(This review will be SPOILER-FREE for the first portion; I’ll warn ya before I start talking about who dies)
In Shazam!, young Billy Batson receives the same powers that Tom Hanks gets in Big, and ushers in one of the more fun entries into Warner Brothers’ dark and mostly serious DCEU (Detective Comics Expanded Universe). Well maybe not exactly the same; Tom Hanks couldn’t fly, shoot lightning, or return back to his boyhood self after uttering the name SHAZAM! (At least not in the version of Big that I saw).
Back in 2013, Warner Brothers’ sought to replicate what Disney had done with the Marvel Cinematic Universe (MCU) with its own freshman entry, Zack Snyder’s, Man of Steel. Steel was met with middling to not so great reviews, setting the unfortunate norm for many entries into the DCEU cinematic universe. Some stand-out entries have shown signs of a ship slowly being steered towards a better course: 2017’s Wonder Woman, featuring a plot that makes sense, a powerful performance from Gal Gadot, and a mediocre final villain showdown (can’t win ‘em all). Then there’s 2018’s Aquaman, featuring a plot that makes sense enough, but regardless is a VERY entertaining spectacle. So now onto 2019’s Shazam!, which is (in my opinion) the strongest film in DC’s cinematic universe thus far.

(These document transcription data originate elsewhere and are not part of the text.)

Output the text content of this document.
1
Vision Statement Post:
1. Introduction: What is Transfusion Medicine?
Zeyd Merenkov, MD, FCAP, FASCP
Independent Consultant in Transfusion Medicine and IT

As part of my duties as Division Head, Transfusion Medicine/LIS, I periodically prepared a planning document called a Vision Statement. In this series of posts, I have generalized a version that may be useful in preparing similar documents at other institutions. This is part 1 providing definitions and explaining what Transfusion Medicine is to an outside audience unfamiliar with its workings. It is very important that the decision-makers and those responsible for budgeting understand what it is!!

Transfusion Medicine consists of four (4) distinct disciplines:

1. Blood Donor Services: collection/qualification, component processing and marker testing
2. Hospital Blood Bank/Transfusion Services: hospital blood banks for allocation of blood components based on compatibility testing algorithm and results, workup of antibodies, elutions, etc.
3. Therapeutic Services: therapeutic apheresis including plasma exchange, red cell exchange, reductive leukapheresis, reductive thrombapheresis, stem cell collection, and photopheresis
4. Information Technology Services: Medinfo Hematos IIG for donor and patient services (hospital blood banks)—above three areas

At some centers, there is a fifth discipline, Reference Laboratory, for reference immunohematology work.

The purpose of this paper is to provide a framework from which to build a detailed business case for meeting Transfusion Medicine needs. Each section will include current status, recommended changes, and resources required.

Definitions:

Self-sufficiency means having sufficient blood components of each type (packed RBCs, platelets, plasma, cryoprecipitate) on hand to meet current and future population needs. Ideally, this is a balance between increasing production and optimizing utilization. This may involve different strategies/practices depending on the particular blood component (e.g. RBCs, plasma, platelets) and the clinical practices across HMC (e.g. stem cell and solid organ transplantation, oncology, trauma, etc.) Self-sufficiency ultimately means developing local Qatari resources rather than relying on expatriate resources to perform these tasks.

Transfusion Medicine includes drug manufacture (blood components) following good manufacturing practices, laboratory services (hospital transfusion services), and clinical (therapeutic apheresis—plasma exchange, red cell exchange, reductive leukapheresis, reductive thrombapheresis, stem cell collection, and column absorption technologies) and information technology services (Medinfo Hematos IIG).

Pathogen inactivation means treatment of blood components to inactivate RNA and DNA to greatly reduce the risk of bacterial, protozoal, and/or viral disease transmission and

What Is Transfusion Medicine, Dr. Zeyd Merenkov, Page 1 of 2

Shazam! brings the fun. Zachary Levi’s performance as an adult who is (literally) a child at heart is a joy to watch. He carries this film on his red and white caped shoulders. His chemistry with his foster brother and plucky young sidekick, Freddy Freeman, played by Jack Dylan Grazer, is great and sells this bizarre superhero origin story. That’s what the plot of this movie is at the end of the day, an origin story, although it doesn’t feel too bogged down by that fact. Batman and Superman are mentioned often in this film; we see action figures, apparel, and “real world” memorabilia from the Caped Crusader’s escapades. This helps sell the casual nature of the film. Billy/Shazam isn’t the first of his kind. He has other examples in the world to emulate and with Freddy as his superhero aficionado, the otherwise mundane origin tropes become self-aware and fun to watch.